Inzwischen waren die anderen Schreckenswölfe umgekehrt. Humas Pferd strauchelte und stürzte auf die Knie. Der Ritter sprang ab und zur Seite, bevor das Tier ihn unter sich begraben konnte. Dann stand er mit Schild und Schwert den fünf grausigen Wesen und den beiden Reitern gegenüber. Die deutliche Erkenntnis, daß er sterben würde, benebelte seinen Verstand. Als der erste Schreckenswolf ihm an die Kehle springen wollte, erwischte Huma ihn mit der geballten Kraft eines Menschen, der nur noch das Ziel hat, so viele Feinde wie möglich mit ins Grab zu nehmen. So stieß und schlug und schlachtete er fast blind drauflos, ohne etwas anderes wahrzunehmen. Sogar sein Schild wurde zur Waffe, als er ihn auf mindestens eine weiße Gestalt mit einer Kraft niedersausen ließ, die ihr den Schädel zerschmetterte.

Gelbe, geifernde Reißzähne blitzten vor seinem Gesicht auf. Stahl wollte seinen Hals aufschlitzen. Huma wehrte jeden Angriff mit einem Gegenangriff ab.

Irgendwann merkte er, daß er nur noch Luft zerschnitt. Diese Erkenntnis brachte ihn wieder zu sich. Er zwinkerte, damit der Schleier vor seinen Augen verschwand.

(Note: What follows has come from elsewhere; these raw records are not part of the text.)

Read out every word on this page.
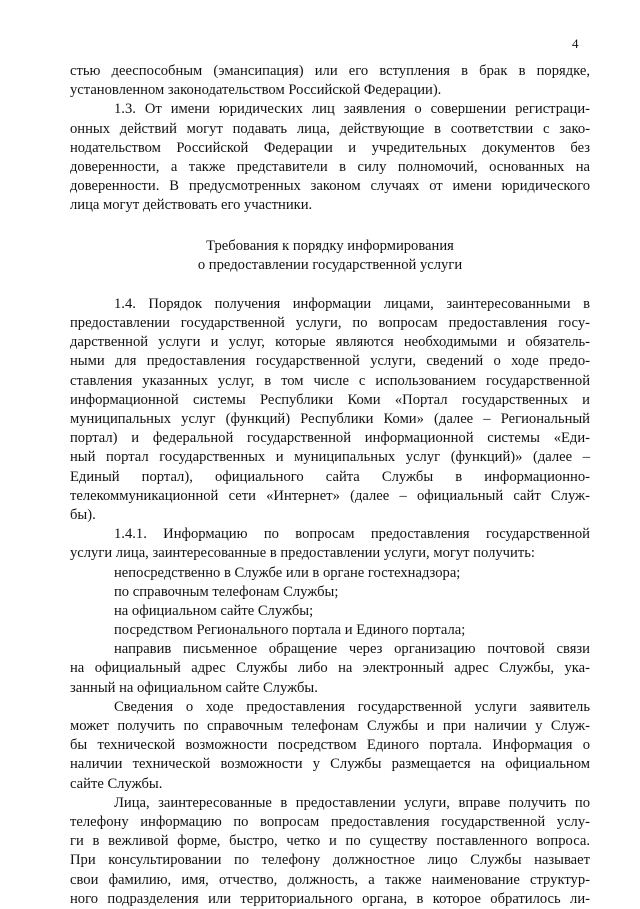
4
стью дееспособным (эмансипация) или его вступления в брак в порядке,
установленном законодательством Российской Федерации).
1.3. От имени юридических лиц заявления о совершении регистраци-
онных действий могут подавать лица, действующие в соответствии с зако-
нодательством Российской Федерации и учредительных документов без
доверенности, а также представители в силу полномочий, основанных на
доверенности. В предусмотренных законом случаях от имени юридического
лица могут действовать его участники.
Требования к порядку информирования
о предоставлении государственной услуги
1.4. Порядок получения информации лицами, заинтересованными в
предоставлении государственной услуги, по вопросам предоставления госу-
дарственной услуги и услуг, которые являются необходимыми и обязатель-
ными для предоставления государственной услуги, сведений о ходе предо-
ставления указанных услуг, в том числе с использованием государственной
информационной системы Республики Коми «Портал государственных и
муниципальных услуг (функций) Республики Коми» (далее – Региональный
портал) и федеральной государственной информационной системы «Еди-
ный портал государственных и муниципальных услуг (функций)» (далее –
Единый портал), официального сайта Службы в информационно-
телекоммуникационной сети «Интернет» (далее – официальный сайт Служ-
бы).
1.4.1. Информацию по вопросам предоставления государственной
услуги лица, заинтересованные в предоставлении услуги, могут получить:
непосредственно в Службе или в органе гостехнадзора;
по справочным телефонам Службы;
на официальном сайте Службы;
посредством Регионального портала и Единого портала;
направив письменное обращение через организацию почтовой связи
на официальный адрес Службы либо на электронный адрес Службы, ука-
занный на официальном сайте Службы.
Сведения о ходе предоставления государственной услуги заявитель
может получить по справочным телефонам Службы и при наличии у Служ-
бы технической возможности посредством Единого портала. Информация о
наличии технической возможности у Службы размещается на официальном
сайте Службы.
Лица, заинтересованные в предоставлении услуги, вправе получить по
телефону информацию по вопросам предоставления государственной услу-
ги в вежливой форме, быстро, четко и по существу поставленного вопроса.
При консультировании по телефону должностное лицо Службы называет
свои фамилию, имя, отчество, должность, а также наименование структур-
ного подразделения или территориального органа, в которое обратилось ли-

Die letzten beiden Angreifer waren tot, ihre Waffen lagen weit entfernt. Der Boden war blutgetränkt. Die fünf Schreckenswölfe lagen in Einzelteilen überall herum.

Plötzlich übermannte ihn eine tiefe Erschöpfung. Er fiel auf die Knie und starrte lange Zeit einfach auf das, was er angerichtet hatte.